Surely Nichols is playing directly into the hands of people like Richard Dawkins, whom he affects to despise so? In his Enemies of Reason programme (which I didn’t watch – why listen to smug academics get preachy when I can do so myself?) Dawkins pointed out that reason and evidence-based ideas are needed, not religion. Turns out Dawkins isn’t too far off the mark, at least with the new Archbishop of Westminster.

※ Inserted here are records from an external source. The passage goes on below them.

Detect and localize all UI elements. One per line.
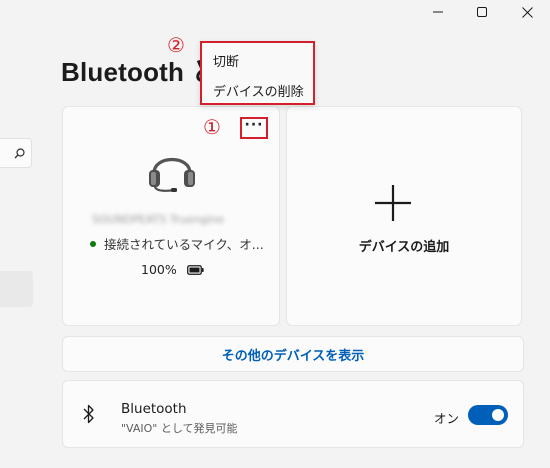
connected-dot-icon — [90, 240, 96, 247]
annotation-1: ① — [203, 115, 221, 139]
bluetooth-toggle-label: オン — [434, 411, 460, 426]
add-device-label: デバイスの追加 — [358, 240, 450, 255]
bluetooth-toggle[interactable] — [468, 405, 508, 425]
sidebar-search-box[interactable] — [0, 138, 32, 168]
maximize-icon — [477, 7, 487, 17]
toggle-knob — [492, 409, 504, 421]
close-button[interactable] — [504, 0, 550, 24]
minimize-button[interactable] — [415, 0, 461, 24]
menu-item-disconnect[interactable]: 切断 — [213, 51, 239, 70]
page-title: Bluetooth と — [61, 57, 218, 87]
bluetooth-title: Bluetooth — [121, 401, 187, 417]
battery-info: 100% — [141, 262, 204, 277]
maximize-button[interactable] — [459, 0, 505, 24]
headset-icon — [147, 145, 197, 197]
battery-icon — [186, 264, 204, 275]
bluetooth-subtitle: "VAIO" として発見可能 — [121, 422, 238, 435]
bluetooth-icon — [83, 404, 95, 428]
search-icon — [14, 147, 25, 158]
battery-percent: 100% — [141, 262, 177, 277]
device-status-text: 接続されているマイク、オ... — [104, 237, 264, 252]
view-more-devices-button[interactable]: その他のデバイスを表示 — [62, 336, 524, 372]
annotation-2: ② — [167, 33, 185, 57]
close-icon — [521, 6, 533, 18]
context-menu: 切断 デバイスの削除 — [200, 41, 315, 105]
menu-item-remove-device[interactable]: デバイスの削除 — [213, 81, 304, 100]
more-options-label: ··· — [244, 117, 264, 133]
minimize-icon — [433, 11, 443, 13]
device-name: SOUNDPEATS Truengine — [92, 213, 224, 226]
more-options-button[interactable]: ··· — [240, 117, 268, 139]
plus-icon — [374, 184, 412, 226]
device-status: 接続されているマイク、オ... — [90, 234, 264, 253]
sidebar-selected-item[interactable] — [0, 271, 33, 307]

In his interview the man doesn’t even cite any evidence to suggest why he thinks that Facebook and Myspace are to blame for failing social cohesion. Never mind that falling social capital can be traced to the 1950s, when there weren’t social networking sites to trouble simple religious consciences.

To be fair to Nichols, Facebook isn’t the only subject of the interview. It ranges over the mercenary behaviour of professional footballers, the problems of assisted suicide and the need for the government to support the family. The media narrative has ignored these – and that might seem a mistake, because it gives Nichols’ interview a less rounded character – but the conclusions to be drawn from Nichols’ comments aren’t pleasant.

Blaming failing social cohesion on Facebook and MySpace excuses the rest of us from doing anything about it. Much like demanding tax breaks and financial support for the traditional family, it’s an opiate on which the judgmental can get high and forget that they have a responsibility to society beyond being nodding donkeys. It’s telling that Nichols’ dwells rather on criticizing than suggesting schemes that will get kids out of their houses.

This attitude is typical of the Catholic Church: attack, attack, attack but forget that actually the Church is an organisation that can call on millions of pounds that could be put to use solving problems instead of complaining about them, and with congregants who could be doing more than turning up to a comfortable mass one day a week in their Sunday best. But it doesn’t seem like faith can exist without being preposterously ostentatious.

If Slavoj Zizek is right, and there is a salvageable, radical core to Christianity, then I don’t think it lies within the Catholic Church. Pandering to an innate conservatism rather than representing and organising the four million Catholics in Britain to fight against poverty, hunger, disease and ignorance falls far short of what could be achieved but never will: people like Vincent Nichols are not possessed of a deep enough critique of modernity.

Not when in an age of increasing inequity, increasing exploitation and the disappearance of leisure centres and urban common spaces, the Archbishop of Westminster wants to blame a declining commonality on Facebook.

Categories: General Politics, Religion
  1. dominic
    August 2, 2009 at 1:54 pm | #1

    Brilliant, another scientific hypotheses from a man with an M.A. in Bigotry. Perhaps if I’d studied Sodomy at University The Telegraph would publish my theory on how the rise in gay marriages directly corresponds with the force of the current recession.

  2. Robert
    August 3, 2009 at 7:59 am | #2

    To be honest if I was young now I join the army because I rather die from a bomb then die a death working at Asda or Tesco, or pushing a pen in some dead end job. I come from Bridgend and boy the job prospect are Asda Tesco or some other retail or the council, and with cut backs coming in these area as profits are expanded I think death in Afghanistan is better.

    I’ve tried to end my life twice, after listening to labours tirade on people with disabilities being work shy scroungers I thought my god why the F*ck bother.

  3. August 3, 2009 at 8:17 am | #3

    There’s nothing dishonourable about working at Tesco or Asda – but perhaps the solution is neither simply staying put and accepting one’s lot, or going off to join the army in search of adventure. Change the parameters of the game: kids working in Tesco and Asda could shake the whole region to its foundations by declaring a work in, coupled to demands for better facilities for their town. Activism has no limits if lots of people feel dissatisfied.